Speaker: Professor Bing XU
Affiliation: Department of Chemistry, Brandeis University, 415 South St., Waltham, MA 024542, USA
Hosted By: Professor Hongkai WU
Subcellular compartmentalization is a key feature of eukaryotic cells. Selectively targeting subcellular organelles, though holding many exciting opportunities for biomedicine, remains underdeveloped. Enzyme-instructed self-assembly (EISA), an approach that integrate enzymatic reactions and self-assembly, allows dynamic conversions from single molecules into larger supramolecular nanostructures for targeting subcellular organelles. In this talk, we discuss the use of EISA to generate intracellular peptide assemblies for targeting mitochondria, endoplasmic reticulum, Golgi apparatus, lysosomes, and nucleus. Particularly, we will show the use of EISA to generate peptide assemblies, as in-situ nanomedicine, for developing therapeutics to counter drug resistance and immunosuppression in cancer therapy.

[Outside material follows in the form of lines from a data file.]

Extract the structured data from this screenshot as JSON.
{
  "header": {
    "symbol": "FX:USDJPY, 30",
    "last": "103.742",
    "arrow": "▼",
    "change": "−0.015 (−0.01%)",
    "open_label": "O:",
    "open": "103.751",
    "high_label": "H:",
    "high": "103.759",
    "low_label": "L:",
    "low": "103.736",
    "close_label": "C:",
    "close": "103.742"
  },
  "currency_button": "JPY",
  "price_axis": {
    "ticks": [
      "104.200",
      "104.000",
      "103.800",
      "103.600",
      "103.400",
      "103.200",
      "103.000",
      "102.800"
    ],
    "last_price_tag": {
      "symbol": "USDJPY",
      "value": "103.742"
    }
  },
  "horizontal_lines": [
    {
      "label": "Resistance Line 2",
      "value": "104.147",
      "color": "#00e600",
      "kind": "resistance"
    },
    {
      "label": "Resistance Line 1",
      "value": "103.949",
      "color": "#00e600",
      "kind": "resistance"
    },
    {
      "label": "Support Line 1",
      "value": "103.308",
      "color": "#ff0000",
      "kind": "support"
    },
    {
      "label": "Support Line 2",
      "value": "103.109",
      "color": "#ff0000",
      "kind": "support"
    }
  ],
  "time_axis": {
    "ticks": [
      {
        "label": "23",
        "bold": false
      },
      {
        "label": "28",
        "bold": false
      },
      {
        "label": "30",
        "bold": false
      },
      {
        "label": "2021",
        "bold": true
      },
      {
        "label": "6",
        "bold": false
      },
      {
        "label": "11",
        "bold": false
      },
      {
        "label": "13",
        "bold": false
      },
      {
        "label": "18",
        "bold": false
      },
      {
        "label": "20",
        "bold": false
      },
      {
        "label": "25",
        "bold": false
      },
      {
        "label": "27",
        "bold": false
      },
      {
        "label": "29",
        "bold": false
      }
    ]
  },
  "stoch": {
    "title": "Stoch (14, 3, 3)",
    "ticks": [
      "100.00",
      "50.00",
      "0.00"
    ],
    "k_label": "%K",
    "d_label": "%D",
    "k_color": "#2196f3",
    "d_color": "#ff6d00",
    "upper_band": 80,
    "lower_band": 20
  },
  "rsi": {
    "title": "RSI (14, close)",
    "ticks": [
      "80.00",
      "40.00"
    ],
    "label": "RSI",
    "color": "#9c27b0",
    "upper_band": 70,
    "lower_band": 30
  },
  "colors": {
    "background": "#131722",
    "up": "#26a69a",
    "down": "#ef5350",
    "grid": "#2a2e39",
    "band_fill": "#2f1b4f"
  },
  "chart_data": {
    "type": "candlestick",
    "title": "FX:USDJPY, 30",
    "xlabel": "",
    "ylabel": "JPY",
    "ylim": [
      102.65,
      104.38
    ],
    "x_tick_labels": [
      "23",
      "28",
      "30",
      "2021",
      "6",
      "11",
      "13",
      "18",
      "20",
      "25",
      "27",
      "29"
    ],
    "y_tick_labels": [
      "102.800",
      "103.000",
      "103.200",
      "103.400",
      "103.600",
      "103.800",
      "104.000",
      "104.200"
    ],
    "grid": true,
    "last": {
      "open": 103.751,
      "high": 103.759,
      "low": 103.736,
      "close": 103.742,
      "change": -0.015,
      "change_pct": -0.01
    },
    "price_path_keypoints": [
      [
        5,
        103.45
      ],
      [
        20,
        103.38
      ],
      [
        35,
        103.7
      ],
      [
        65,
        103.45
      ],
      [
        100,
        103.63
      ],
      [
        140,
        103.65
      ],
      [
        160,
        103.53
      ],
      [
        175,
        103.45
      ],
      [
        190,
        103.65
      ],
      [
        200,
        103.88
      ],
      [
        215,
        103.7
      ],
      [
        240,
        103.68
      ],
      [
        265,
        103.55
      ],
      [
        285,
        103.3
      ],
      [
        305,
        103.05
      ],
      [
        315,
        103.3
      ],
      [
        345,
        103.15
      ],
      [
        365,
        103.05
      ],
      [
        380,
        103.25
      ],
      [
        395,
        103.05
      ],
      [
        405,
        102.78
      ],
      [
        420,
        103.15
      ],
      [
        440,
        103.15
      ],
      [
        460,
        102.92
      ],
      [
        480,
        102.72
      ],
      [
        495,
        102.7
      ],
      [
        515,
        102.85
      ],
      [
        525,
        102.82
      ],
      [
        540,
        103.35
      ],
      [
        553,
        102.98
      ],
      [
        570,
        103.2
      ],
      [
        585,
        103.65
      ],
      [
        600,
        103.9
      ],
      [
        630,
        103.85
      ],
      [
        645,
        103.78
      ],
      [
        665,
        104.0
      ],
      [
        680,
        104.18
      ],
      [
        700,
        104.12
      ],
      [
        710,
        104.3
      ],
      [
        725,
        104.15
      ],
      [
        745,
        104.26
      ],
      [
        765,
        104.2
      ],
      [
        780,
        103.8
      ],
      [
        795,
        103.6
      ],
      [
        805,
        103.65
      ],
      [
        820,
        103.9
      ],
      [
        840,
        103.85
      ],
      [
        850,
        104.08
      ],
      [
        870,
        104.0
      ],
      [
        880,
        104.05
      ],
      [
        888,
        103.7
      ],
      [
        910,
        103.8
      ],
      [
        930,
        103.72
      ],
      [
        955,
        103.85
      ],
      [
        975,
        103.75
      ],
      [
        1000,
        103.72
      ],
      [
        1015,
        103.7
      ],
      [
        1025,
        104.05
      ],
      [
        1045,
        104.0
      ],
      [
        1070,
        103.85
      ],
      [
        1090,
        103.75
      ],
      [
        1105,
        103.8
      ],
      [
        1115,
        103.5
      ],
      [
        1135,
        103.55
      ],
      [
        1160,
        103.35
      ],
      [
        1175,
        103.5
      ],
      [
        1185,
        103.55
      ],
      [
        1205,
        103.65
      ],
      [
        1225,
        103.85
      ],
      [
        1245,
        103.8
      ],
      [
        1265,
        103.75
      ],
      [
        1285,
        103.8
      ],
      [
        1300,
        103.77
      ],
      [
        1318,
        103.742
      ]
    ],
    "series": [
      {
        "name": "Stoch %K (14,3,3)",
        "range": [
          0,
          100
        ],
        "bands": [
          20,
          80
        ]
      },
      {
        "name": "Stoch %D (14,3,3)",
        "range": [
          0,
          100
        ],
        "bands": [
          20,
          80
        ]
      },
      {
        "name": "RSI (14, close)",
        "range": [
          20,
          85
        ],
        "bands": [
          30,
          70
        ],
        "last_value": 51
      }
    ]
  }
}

Bing Xu, after receiving his BS and MS degrees from Nanjing University in 1987 and 1990, respectively, obtained his PhD in 1996 from the University of Pennsylvania. Before starting his independent research at the Hong Kong University of Science and Technology (HKUST)on the Aug. 2000, he was an NIH postdoctoral fellow at Harvard University. Dr. Xu was a tenured professor at HKUST until Jul. 2008 before he returned to Boston. He currently is a professor in the Department of Chemistry, Brandeis University. He has made pioneering contributions to metallogels, multifunctional magnetic nanoparticles, self-delivery drugs, supramolecular hydrogels, and enzyme-instructed self-assembly for in-situ anticancer nanomedicine. His current research focuses on the applications of enzymatic noncovalent synthesis in materials, biology, and medicine.